Dentro de los fantasmas, pero ya en el
terreno de la superstición y la leyenda urbana, también encontramos la historia
de Tinta Roja. En Corea se dice que trae mala suerte escribir el nombre de
alguien con tinta de este color, que puede ocasionarle enfermedades,
indiferencia de sus seres queridos, mala suerte en el trabajo, e incluso la
muerte. Por qué. Porque en Corea, en los documentos oficiales, el nombre de los
fallecidos se escribe con tinta roja. Y cuenta la historia que, a
mediados-finales del siglo pasado, en un instituto existía una maestra muy
bella, pero de muy mal corazón. Le gustaba humillar a sus alumnos, insultarlos,
maltratarlos y reírse de ellos. Uno de sus discípulos estaba locamente
enamorado de ella, y la mujer, conocedora de este hecho, se reía de él más que
de ninguno, le puntuaba con mayor rigor y le humillaba por las bajas notas que
ella misma le imponía.
Un día el joven no aguantó más sus
desdenes y se suicidó. La cruel maestra dijo alegrarse de contar con un
ignorante menos en sus clases y que ojalá siguieran su ejemplo más estudiantes.

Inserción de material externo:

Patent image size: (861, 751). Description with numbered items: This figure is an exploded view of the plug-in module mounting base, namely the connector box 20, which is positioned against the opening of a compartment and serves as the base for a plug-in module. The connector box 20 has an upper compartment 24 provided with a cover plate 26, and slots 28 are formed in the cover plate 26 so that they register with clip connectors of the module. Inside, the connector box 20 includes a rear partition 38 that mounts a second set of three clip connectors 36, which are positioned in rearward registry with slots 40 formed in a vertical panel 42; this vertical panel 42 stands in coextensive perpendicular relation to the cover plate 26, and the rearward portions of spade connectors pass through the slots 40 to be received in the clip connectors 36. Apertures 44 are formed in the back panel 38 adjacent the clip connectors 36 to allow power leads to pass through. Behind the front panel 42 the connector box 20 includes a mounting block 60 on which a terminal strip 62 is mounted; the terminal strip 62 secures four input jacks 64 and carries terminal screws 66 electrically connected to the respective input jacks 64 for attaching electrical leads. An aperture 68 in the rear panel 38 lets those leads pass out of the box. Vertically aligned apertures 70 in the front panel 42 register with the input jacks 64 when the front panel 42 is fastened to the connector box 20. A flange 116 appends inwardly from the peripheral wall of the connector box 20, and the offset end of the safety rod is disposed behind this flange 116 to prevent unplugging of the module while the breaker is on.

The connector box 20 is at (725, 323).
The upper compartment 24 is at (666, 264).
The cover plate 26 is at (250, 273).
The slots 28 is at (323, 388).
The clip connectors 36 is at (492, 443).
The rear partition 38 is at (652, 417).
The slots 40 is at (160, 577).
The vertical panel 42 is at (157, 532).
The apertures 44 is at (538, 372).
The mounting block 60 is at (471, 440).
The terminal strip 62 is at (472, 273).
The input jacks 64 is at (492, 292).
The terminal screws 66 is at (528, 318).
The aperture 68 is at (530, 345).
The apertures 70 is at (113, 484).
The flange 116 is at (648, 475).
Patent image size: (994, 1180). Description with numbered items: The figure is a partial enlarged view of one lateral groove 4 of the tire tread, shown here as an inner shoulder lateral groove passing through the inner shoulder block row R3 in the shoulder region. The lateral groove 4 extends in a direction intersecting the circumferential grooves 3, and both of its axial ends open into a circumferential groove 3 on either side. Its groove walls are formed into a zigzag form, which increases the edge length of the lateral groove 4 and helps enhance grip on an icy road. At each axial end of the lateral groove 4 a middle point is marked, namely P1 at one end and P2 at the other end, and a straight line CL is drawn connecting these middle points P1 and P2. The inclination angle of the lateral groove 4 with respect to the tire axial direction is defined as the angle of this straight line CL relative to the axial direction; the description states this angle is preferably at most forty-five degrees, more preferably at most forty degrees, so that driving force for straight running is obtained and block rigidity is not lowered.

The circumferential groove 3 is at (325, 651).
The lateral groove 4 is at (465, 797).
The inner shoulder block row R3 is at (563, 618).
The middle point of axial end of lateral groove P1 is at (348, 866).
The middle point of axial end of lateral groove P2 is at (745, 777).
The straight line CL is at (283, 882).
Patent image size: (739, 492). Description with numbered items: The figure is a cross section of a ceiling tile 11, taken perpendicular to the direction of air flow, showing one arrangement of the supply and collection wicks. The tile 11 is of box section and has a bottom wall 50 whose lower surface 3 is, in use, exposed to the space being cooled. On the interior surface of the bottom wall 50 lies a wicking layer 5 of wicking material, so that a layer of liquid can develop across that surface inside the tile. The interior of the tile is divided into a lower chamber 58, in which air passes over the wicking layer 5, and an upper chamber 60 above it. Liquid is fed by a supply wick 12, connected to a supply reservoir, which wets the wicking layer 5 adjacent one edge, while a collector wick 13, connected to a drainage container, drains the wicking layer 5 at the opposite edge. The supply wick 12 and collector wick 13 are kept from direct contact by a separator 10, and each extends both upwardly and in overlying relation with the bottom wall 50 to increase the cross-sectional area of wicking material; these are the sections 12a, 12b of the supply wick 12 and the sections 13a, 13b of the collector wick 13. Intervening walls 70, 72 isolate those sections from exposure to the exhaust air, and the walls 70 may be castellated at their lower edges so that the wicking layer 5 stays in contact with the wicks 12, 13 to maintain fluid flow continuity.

Con una sonrisa de triunfo, tachó con dos líneas rojas el nombre del fallecido.
Pocos días después, la maestra hubo de
quedarse trabajando hasta tarde y, al abandonar la sala, vio a un joven de
espaldas al final del pasillo. Intrigada, pues no era normal la presencia de
ningún estudiante a esas horas, le increpó con su mala educación habitual.
Cuando el joven se volvió, vio que se trataba de su admirador, y que tenía dos
horribles cortes sangrantes en la cara, iguales a los trazos rojos con los que
ella había tachado su nombre.
A la mañana siguiente, encontraron a la
profesora en estado catatónico y hubo de ser internada durante el resto de su
vida. Pero aún en el hospital, tuvieron que mantenerla siempre lejos de los espejos
y las superficies reflectantes, porque el mirar su rostro le producía ataques
de histeria. No era para menos, y nadie comprendió nunca por qué una mujer tan
hermosa se había hecho a sí misma aquellos dos horribles cortes que le
atravesaban de lado a lado la cara.
Y por último llegamos al dokkaebi, aunque los dokkaebi no son exactamente fantasmas,
sino presencias espirituales, pequeños demonios que se alojan en las cosas que
dejamos largo tiempo sin usar, como el ventilador durante el invierno o los
útiles escolares durante el verano. El dokkaebi
no es de carácter maligno y es representado como un enano con un cuerno en la
cabeza. Para informar al dokkaebi de
que debe dejar su casa, debemos hablar en voz alta del nuevo uso que vamos a
dar al objeto que volveremos a utilizar y limpiarlo bien; así el pequeño
demonio entenderá que debe abandonar ese lugar y no lo asustaremos (¿a vosotros
os gustaría estar durmiendo la siesta en un ventilador y que alguien lo
conectase de golpe?). Para llevarnos bien con él, también podemos decir, de
pasada, qué otro objeto vamos a dejar de usar (la estufa, el abrigo gordo…),
para que pueda hacerlo su hogar.
Los dokkaebi
suelen coger cariño a la persona que los trata bien, y proteger la casa contra
otras presencias más amenazantes. Por el contrario, si les maltratan, no sólo
pueden hacer que las cosas se pierdan, se caigan o se rompan, también pueden
avisar a otros demonios mayores de nuestra presencia.
Y hasta aquí, llegamos con el terror
coreano. Aprovecho la ocasión para despedirme con otra frase de terror muy
clásica: «Buenas noches a todos, seáis lo que seáis».